= Stephanie Law (materials scientist) =

American materials scientist

Stephanie Law is an American materials scientist. Her research involves the use of molecular beam epitaxy to fabricate metamaterials including two-dimensional quantum materials, nanostructures, semiconductors, topological insulators, and plasmonic devices. She is an associate professor in the Department of Materials Science and Engineering and Wilson Faculty Fellow at Pennsylvania State University.

==Education and career==
Law is originally from Marion, Iowa, where her father was a school band director and her mother was a schoolteacher and librarian. In high school, she took courses in astronomy and calculus at a local college. She majored in physics at Iowa State University, choosing physics as a reaction to her frustration with the imprecision of astronomical measurements.
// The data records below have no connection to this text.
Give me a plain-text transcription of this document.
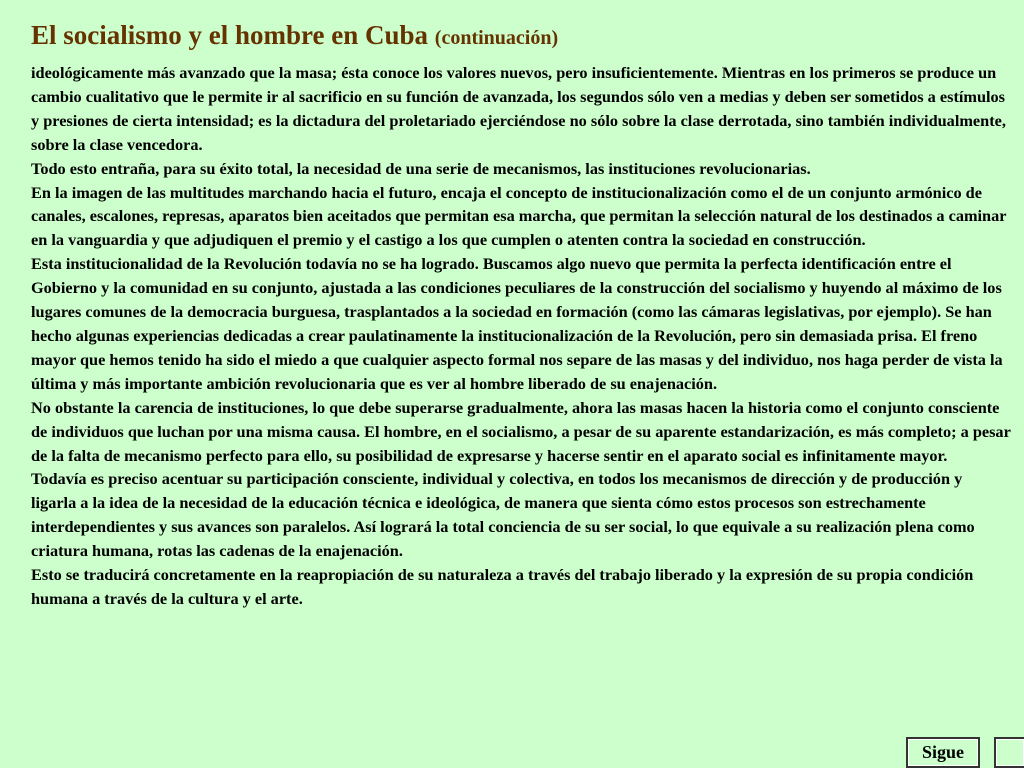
El socialismo y el hombre en Cuba (continuación)

ideológicamente más avanzado que la masa; ésta conoce los valores nuevos, pero insuficientemente. Mientras en los primeros se produce un cambio cualitativo que le permite ir al sacrificio en su función de avanzada, los segundos sólo ven a medias y deben ser sometidos a estímulos y presiones de cierta intensidad; es la dictadura del proletariado ejerciéndose no sólo sobre la clase derrotada, sino también individualmente, sobre la clase vencedora.

Todo esto entraña, para su éxito total, la necesidad de una serie de mecanismos, las instituciones revolucionarias.

En la imagen de las multitudes marchando hacia el futuro, encaja el concepto de institucionalización como el de un conjunto armónico de canales, escalones, represas, aparatos bien aceitados que permitan esa marcha, que permitan la selección natural de los destinados a caminar en la vanguardia y que adjudiquen el premio y el castigo a los que cumplen o atenten contra la sociedad en construcción.

Esta institucionalidad de la Revolución todavía no se ha logrado. Buscamos algo nuevo que permita la perfecta identificación entre el Gobierno y la comunidad en su conjunto, ajustada a las condiciones peculiares de la construcción del socialismo y huyendo al máximo de los lugares comunes de la democracia burguesa, trasplantados a la sociedad en formación (como las cámaras legislativas, por ejemplo). Se han hecho algunas experiencias dedicadas a crear paulatinamente la institucionalización de la Revolución, pero sin demasiada prisa. El freno mayor que hemos tenido ha sido el miedo a que cualquier aspecto formal nos separe de las masas y del individuo, nos haga perder de vista la última y más importante ambición revolucionaria que es ver al hombre liberado de su enajenación.

No obstante la carencia de instituciones, lo que debe superarse gradualmente, ahora las masas hacen la historia como el conjunto consciente de individuos que luchan por una misma causa. El hombre, en el socialismo, a pesar de su aparente estandarización, es más completo; a pesar de la falta de mecanismo perfecto para ello, su posibilidad de expresarse y hacerse sentir en el aparato social es infinitamente mayor.

Todavía es preciso acentuar su participación consciente, individual y colectiva, en todos los mecanismos de dirección y de producción y ligarla a la idea de la necesidad de la educación técnica e ideológica, de manera que sienta cómo estos procesos son estrechamente interdependientes y sus avances son paralelos. Así logrará la total conciencia de su ser social, lo que equivale a su realización plena como criatura humana, rotas las cadenas de la enajenación.

Esto se traducirá concretamente en la reapropiación de su naturaleza a través del trabajo liberado y la expresión de su propia condición humana a través de la cultura y el arte.

Sigue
There, she worked with Paul C. Canfield on crystal growth, and on graduating in 2006, she followed Canfield's suggestion to continue in condensed matter physics.

After completing a Ph.D. in physics at the University of Illinois Urbana-Champaign in 2012, she continued there as a postdoctoral researcher in electrical and computer engineering, working there with Daniel Wasserman on optical materials. In 2014 she became Clare Boothe Luce Assistant Professor of Materials Science and Engineering at the University of Delaware, and in 2023 she moved to Pennsylvania State University.

==Recognition==
Law was the 2016 recipient of the North American Molecular Beam Epitaxy Young Investigator Award, its first female recipient. She also received the 2019 Presidential Early Career Award for Scientists and Engineers, the 2019 Peter Mark Memorial Award of the American Vacuum Society (AVS), and the 2020 International Conference on Molecular Beam Epitaxy Young Investigator Award. She was named a Fellow of the AVS in 2024.